Entonces, yo pensé que nos iba a matar.

-Había dos sentencias ya condenatorias por maltrato,

y lo primero que hizo el juez fue decir

que eso no se tendría en cuenta porque puede ser un buen padre.

Luego, en el régimen de visitas, yo no sabía si me los iba a devolver.

Y yo, cuando hablaba..., los llevaba a una persona

que no estaba equilibrada ni coherente.

Y a mí lo que me decía la abogada: "Reza".

Puso la excusa de que por mi bien me los devolvía.

O sea, la excusa.

Y me los devolvió...

llenos de pijos, sucios, desnutridos...

Bueno, horrible.

-Si a nosotros no se nos reconoció como víctimas,

si no se nos protegió, si no se nos escuchó,

lo único que hicieron es facilitarle a él

el maltrato hacia ella y el maltrato hacia nosotros.

Con la asociación, al ver que había tantos niños y niñas

que están como estuve yo y que también lo han pasado,

sentí como el deber de nuevo,

que es un deber no con los de fuera, sino conmigo misma,

de darle alguna forma a esto

y utilizar la asociación como plataforma

para que estos niños se empoderen y vean que hay un conjunto de niños

y niñas que lo han vivido y que han salido.

No todos hemos tenido la oportunidad de tener infancia.

Es lo que a nosotros nos quitaron.

Entonces, yo les diría que escuchen a los niños,

que no se presuponga que mienten hasta que se demuestre lo contrario,

porque, muchas veces, que se demuestre lo contrario

es la muerte de un niño, el asesinato de un niño.

Yo, cuando veo esos asesinatos de los padres a los niños

en las noticias, siempre pienso que ahí no ha habido una muerte,

ha habido dos, la de ese niño y la de esa madre.

(Música)

(Música créditos)

  • Crónicas - De niños y monstruos

Crónicas - De niños y monstruos

09 abr 2018

Ocho menores fueron asesinados por sus padres o las parejas de sus madres, víctimas de la violencia de género, en España en 2017. Es el dato más trágico desde que hay estadísticas, ninguno de esos niños había cumplido los doce años.

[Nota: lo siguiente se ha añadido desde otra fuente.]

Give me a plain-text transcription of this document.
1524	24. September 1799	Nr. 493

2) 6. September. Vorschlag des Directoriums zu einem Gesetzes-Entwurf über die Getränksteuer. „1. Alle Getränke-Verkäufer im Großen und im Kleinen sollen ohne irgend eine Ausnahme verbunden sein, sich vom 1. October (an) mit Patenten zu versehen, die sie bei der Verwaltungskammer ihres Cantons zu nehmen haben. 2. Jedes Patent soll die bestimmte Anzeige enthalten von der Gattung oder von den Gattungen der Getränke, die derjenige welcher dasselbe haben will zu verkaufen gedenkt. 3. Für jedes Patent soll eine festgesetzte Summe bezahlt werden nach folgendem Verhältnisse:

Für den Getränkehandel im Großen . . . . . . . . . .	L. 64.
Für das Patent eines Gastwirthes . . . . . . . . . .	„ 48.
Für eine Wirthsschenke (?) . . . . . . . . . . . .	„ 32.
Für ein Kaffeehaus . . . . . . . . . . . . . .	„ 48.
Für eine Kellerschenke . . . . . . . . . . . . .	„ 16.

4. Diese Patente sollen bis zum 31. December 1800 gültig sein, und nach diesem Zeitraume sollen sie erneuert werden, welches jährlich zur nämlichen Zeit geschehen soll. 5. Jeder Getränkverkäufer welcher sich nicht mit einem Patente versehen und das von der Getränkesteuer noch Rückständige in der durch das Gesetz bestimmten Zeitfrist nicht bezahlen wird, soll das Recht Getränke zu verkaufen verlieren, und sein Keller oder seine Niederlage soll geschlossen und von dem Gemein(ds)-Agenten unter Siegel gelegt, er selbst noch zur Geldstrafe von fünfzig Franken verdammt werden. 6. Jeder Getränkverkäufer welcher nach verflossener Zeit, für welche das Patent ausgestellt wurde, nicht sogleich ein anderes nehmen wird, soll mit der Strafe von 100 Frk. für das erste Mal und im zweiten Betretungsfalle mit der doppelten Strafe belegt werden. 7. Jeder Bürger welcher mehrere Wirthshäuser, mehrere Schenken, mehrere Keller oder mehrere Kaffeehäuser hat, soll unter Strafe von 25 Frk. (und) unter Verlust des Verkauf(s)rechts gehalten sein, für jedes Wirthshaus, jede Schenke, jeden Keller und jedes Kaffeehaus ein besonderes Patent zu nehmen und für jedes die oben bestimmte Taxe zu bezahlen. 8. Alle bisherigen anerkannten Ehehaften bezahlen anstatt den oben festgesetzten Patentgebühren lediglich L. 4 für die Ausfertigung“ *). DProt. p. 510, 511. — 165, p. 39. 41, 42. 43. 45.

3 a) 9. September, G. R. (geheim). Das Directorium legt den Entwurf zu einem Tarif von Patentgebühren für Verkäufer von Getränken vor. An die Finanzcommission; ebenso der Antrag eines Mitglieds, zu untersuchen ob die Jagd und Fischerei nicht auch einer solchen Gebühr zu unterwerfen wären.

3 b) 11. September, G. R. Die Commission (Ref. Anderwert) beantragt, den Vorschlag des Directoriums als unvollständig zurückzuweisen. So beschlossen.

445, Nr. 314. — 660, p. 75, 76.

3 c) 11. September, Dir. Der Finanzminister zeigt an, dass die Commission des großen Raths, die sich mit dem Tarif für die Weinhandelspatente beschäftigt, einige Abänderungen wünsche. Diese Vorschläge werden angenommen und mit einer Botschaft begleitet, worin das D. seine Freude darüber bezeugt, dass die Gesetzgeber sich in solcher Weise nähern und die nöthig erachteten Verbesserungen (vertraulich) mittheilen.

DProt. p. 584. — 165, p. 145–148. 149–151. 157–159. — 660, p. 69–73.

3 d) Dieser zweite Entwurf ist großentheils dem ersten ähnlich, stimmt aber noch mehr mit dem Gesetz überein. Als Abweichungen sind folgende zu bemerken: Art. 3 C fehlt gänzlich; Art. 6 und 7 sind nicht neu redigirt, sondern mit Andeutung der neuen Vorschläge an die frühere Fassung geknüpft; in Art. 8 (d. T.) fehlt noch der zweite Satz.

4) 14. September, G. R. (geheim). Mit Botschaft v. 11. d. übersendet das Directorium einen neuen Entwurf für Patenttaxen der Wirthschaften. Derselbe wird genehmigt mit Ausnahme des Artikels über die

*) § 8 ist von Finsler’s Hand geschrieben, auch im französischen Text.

Según los expertos, asesinar a los hijos es el peor castigo, el peor maltrato, que se le puede dar a una madre. Sobre ello y sobre medidas legislativas nos habla Ruth Ortiz, la madre de Ruth y José, asesinados por su padre, José Bretón hace siete años en Córdoba.

Además de los asesinatos nos fijamos en la desprotección que sufren los huérfanos por violencia machista. En los últimos cinco años 187 menores se han quedado huérfanos porque su padre o la pareja de su madre la han matado. Su desprotección denuncian víctimas y expertos es a nivel económico porque todavía algunos ni cobran la pensión de orfandad y a nivel psicológico porque hasta ahora para acceder a ayuda psicológica el padre, asesino de la madre, tenía que permitirlo. Ambos problemas se intentarán solucionar en el nuevo pacto de Estado. También nos fijamos en los niños que viven como víctimas invisibles, la violencia de género en su casa. Según los últimos datos son más de 840.000 los menores maltratados en el ámbito familiar. Víctimas y expertos hablan sobre estos menores, y confían en que en el futuro se les pueda proteger más y mejor.